Several presentations focused on the potential obstacles to mobility students may face when planning to study abroad. It became apparent that several EUROSTUDENT countries share common obstacles to mobility, namely the additional financial burden that students face, (perceived) insufficient languages skills, lack of provision of information on mobility programmes by higher education institutions, and feared separation from family and friends. Further structural obstacles like visa regulations were also mentioned.
Gabriela Jitaru, Sorin Mitulescu and Andreea Gheba from the National Research Council of Romania presented on “International student mobility in Romania- structural and individual challenges”. From their analysis of obstacles to mobility, financial barriers emerged as one of the main hindering factors, as well as the existence of parental support or having children.
Kseniya Kizilova from the V.N. Karazin Kharkiv National University, Ukraine provided insights to overall international mobility patterns of Ukrainian students. Main obstacles to mobility in the Ukraine are a lack of information on mobility schemes by the higher education institutions, the additional financial burden of becoming mobile and (perceived) insufficient language skills. In addition to all these obstacles common to many EUROSTUDENT countries, it can be problematic to obtain a visa in order to participate in higher education programmes abroad.

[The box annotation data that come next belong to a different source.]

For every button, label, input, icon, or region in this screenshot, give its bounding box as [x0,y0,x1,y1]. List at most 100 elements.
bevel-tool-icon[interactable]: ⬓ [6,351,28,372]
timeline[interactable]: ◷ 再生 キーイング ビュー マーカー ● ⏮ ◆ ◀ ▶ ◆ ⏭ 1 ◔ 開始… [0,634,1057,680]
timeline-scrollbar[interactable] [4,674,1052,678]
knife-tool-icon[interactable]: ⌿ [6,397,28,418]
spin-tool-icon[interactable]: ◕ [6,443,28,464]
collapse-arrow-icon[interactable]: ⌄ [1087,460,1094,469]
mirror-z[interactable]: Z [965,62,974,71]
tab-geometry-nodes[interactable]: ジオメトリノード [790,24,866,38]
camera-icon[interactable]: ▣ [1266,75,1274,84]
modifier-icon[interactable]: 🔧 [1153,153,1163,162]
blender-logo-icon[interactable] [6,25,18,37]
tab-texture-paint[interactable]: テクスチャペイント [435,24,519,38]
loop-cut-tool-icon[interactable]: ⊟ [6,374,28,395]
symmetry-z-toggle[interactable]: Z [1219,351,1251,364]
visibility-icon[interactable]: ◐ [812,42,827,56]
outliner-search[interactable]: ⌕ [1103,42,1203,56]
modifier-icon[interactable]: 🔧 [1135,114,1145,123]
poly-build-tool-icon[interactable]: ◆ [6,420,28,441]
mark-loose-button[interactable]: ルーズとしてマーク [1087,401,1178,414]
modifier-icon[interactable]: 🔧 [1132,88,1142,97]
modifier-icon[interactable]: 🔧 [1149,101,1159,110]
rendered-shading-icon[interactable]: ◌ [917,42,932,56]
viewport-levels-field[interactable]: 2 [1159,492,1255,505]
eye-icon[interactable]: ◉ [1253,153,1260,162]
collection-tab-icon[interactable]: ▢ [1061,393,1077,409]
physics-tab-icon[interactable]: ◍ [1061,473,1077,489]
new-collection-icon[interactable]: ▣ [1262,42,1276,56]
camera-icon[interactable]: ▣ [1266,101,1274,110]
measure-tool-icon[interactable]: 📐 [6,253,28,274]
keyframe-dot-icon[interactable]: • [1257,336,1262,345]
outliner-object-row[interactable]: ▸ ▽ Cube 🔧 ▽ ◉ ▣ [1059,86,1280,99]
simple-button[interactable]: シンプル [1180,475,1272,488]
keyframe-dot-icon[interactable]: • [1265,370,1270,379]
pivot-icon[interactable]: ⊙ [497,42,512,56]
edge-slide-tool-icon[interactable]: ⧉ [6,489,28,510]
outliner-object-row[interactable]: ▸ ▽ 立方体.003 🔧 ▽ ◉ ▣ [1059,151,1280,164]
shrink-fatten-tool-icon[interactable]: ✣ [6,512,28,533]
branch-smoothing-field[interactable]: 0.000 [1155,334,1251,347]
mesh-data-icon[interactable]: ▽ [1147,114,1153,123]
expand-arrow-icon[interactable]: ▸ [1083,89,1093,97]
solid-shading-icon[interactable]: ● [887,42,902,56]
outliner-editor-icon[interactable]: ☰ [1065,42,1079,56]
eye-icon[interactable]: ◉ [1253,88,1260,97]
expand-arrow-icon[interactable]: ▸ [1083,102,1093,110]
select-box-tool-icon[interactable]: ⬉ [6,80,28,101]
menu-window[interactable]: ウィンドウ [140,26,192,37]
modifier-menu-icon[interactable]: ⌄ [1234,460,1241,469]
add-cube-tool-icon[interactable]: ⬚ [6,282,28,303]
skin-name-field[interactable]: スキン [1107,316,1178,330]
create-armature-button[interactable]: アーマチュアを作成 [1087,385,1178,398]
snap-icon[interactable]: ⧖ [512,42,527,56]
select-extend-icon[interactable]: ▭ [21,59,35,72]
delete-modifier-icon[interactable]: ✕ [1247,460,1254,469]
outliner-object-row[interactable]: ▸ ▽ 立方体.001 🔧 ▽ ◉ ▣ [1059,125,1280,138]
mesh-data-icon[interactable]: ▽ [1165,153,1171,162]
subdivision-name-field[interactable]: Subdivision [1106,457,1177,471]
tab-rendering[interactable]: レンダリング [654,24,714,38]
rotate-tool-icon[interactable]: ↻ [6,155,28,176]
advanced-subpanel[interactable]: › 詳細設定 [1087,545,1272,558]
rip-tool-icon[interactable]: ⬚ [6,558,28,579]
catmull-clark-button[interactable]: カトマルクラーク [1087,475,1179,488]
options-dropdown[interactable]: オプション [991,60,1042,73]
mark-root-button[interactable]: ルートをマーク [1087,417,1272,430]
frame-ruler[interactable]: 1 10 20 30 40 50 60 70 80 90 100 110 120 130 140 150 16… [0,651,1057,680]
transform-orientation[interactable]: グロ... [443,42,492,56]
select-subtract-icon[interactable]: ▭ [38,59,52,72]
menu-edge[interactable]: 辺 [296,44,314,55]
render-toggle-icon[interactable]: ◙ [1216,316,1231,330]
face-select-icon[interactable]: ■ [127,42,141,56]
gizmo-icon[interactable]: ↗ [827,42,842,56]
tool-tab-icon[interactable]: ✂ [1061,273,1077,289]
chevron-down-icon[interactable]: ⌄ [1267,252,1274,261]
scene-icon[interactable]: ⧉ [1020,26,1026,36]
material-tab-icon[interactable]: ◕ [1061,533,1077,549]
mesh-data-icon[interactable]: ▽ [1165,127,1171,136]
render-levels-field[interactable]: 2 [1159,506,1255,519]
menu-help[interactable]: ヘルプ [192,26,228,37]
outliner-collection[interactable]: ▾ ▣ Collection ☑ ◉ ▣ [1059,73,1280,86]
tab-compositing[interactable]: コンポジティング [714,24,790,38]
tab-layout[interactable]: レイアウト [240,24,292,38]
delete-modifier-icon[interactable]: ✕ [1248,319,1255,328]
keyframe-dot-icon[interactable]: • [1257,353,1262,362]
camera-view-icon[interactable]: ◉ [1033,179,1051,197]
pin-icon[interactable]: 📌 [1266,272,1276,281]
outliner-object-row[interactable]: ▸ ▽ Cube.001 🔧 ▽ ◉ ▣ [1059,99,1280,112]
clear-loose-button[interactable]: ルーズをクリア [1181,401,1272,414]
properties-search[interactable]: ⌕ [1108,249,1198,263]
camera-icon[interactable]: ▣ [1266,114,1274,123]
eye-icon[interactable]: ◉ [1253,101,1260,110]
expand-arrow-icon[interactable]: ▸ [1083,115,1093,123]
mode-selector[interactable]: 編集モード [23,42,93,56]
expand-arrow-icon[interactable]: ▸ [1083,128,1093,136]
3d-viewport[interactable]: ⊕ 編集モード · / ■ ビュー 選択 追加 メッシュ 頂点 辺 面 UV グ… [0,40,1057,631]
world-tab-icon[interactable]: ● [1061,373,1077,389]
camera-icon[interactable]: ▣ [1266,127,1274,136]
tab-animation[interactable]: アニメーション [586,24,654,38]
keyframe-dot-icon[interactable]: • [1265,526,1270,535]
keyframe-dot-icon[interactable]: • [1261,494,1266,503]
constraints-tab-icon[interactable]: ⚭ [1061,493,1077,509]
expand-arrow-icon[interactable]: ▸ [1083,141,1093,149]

Angelika Grabher and Iris Schwarzenbacher from the Institute for Advanced Studies, Austria, presented on “Structural obstacles to student mobility in Austria”. Taking into account structural factors as obstacles to mobility, the logistic regression analysis presented found that the specific field of study has the highest explanatory value for (not) planning an enrolment phase abroad, so that further research should also take the specific “culture” of faculties or fields into account. Additional factors hindering student mobility in Austria are an advanced age, facing financial difficulties, low parental education background, working more than 20 hours a week, as well as living with parents.